Michele De Quattro


2022

pdf bib
Dialogue Act and Slot Recognition in Italian Complex Dialogues
Irene Sucameli | Michele De Quattro | Arash Eshghi | Alessandro Suglia | Maria Simi
Proceedings of the Workshop on Resources and Technologies for Indigenous, Endangered and Lesser-resourced Languages in Eurasia within the 13th Language Resources and Evaluation Conference

Since the advent of Transformer-based, pretrained language models (LM) such as BERT, Natural Language Understanding (NLU) components in the form of Dialogue Act Recognition (DAR) and Slot Recognition (SR) for dialogue systems have become both more accurate and easier to create for specific application domains. Unsurprisingly however, much of this progress has been limited to the English language, due to the existence of very large datasets in both dialogue and written form, while only few corpora are available for lower resourced languages like Italian.
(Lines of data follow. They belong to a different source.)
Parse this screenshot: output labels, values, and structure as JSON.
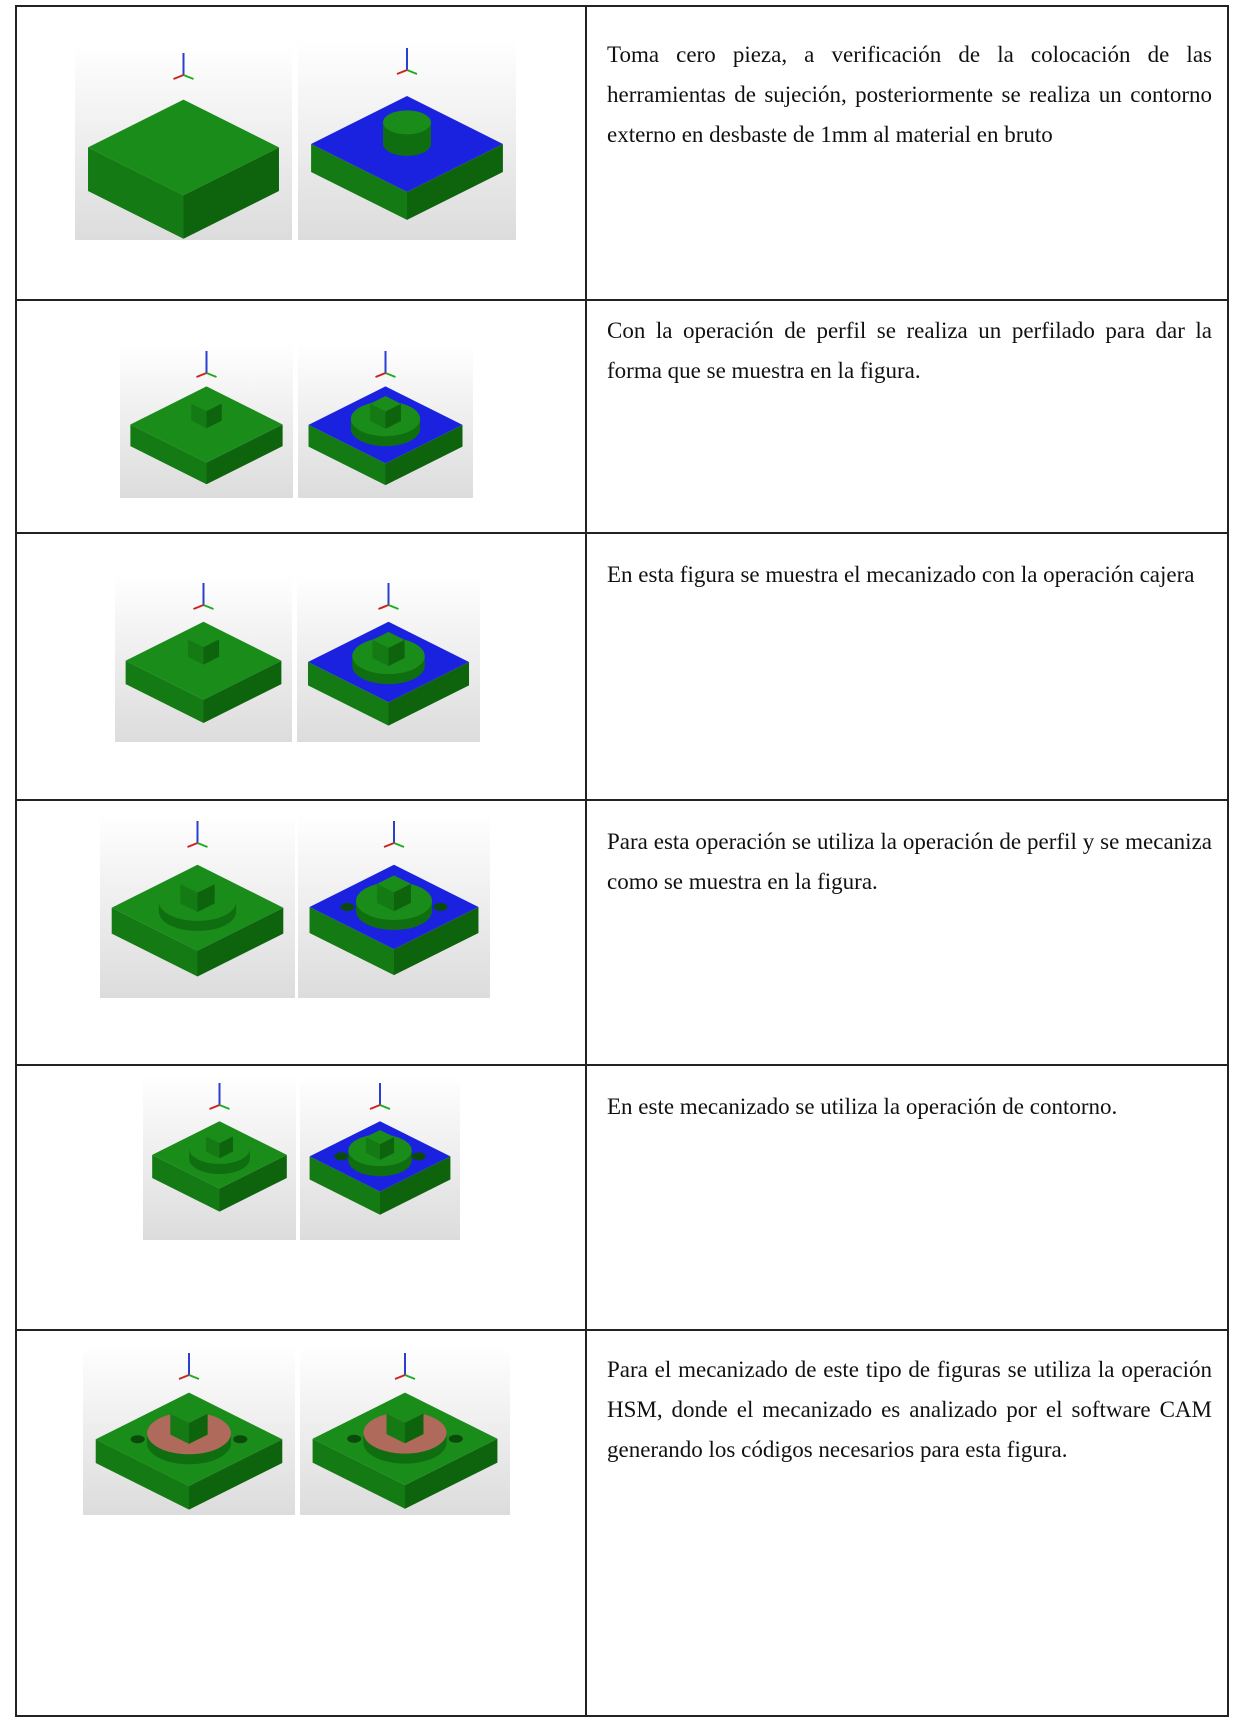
{
  "rows": [
    {
      "text": "Toma cero pieza, a verificación de la colocación de las herramientas de sujeción, posteriormente se realiza un contorno externo en desbaste de 1mm al material en bruto"
    },
    {
      "text": "Con la operación de perfil se realiza un perfilado para dar la forma que se muestra en la figura."
    },
    {
      "text": "En esta figura se muestra el mecanizado con la operación cajera"
    },
    {
      "text": "Para esta operación se utiliza la operación de perfil y se mecaniza como se muestra en la figura."
    },
    {
      "text": "En este mecanizado se utiliza la operación de contorno."
    },
    {
      "text": "Para el mecanizado de este tipo de figuras se utiliza la operación HSM, donde el mecanizado es analizado por el software CAM generando los códigos necesarios para esta figura."
    }
  ]
}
In this paper, we present JILDA 2.0, an enhanced version of a Italian task-oriented dialogue dataset, using it to realise a Italian NLU baseline by evaluating three of the most recent pretrained LMs: Italian BERT, Multilingual BERT, and AlBERTo for the DAR and SR tasks. Thus, this paper not only presents an updated version of a dataset characterised by complex dialogues, but it also highlights the challenges that still remain in creating effective NLU components for lower resourced languages, constituting a first step in improving NLU for Italian dialogue.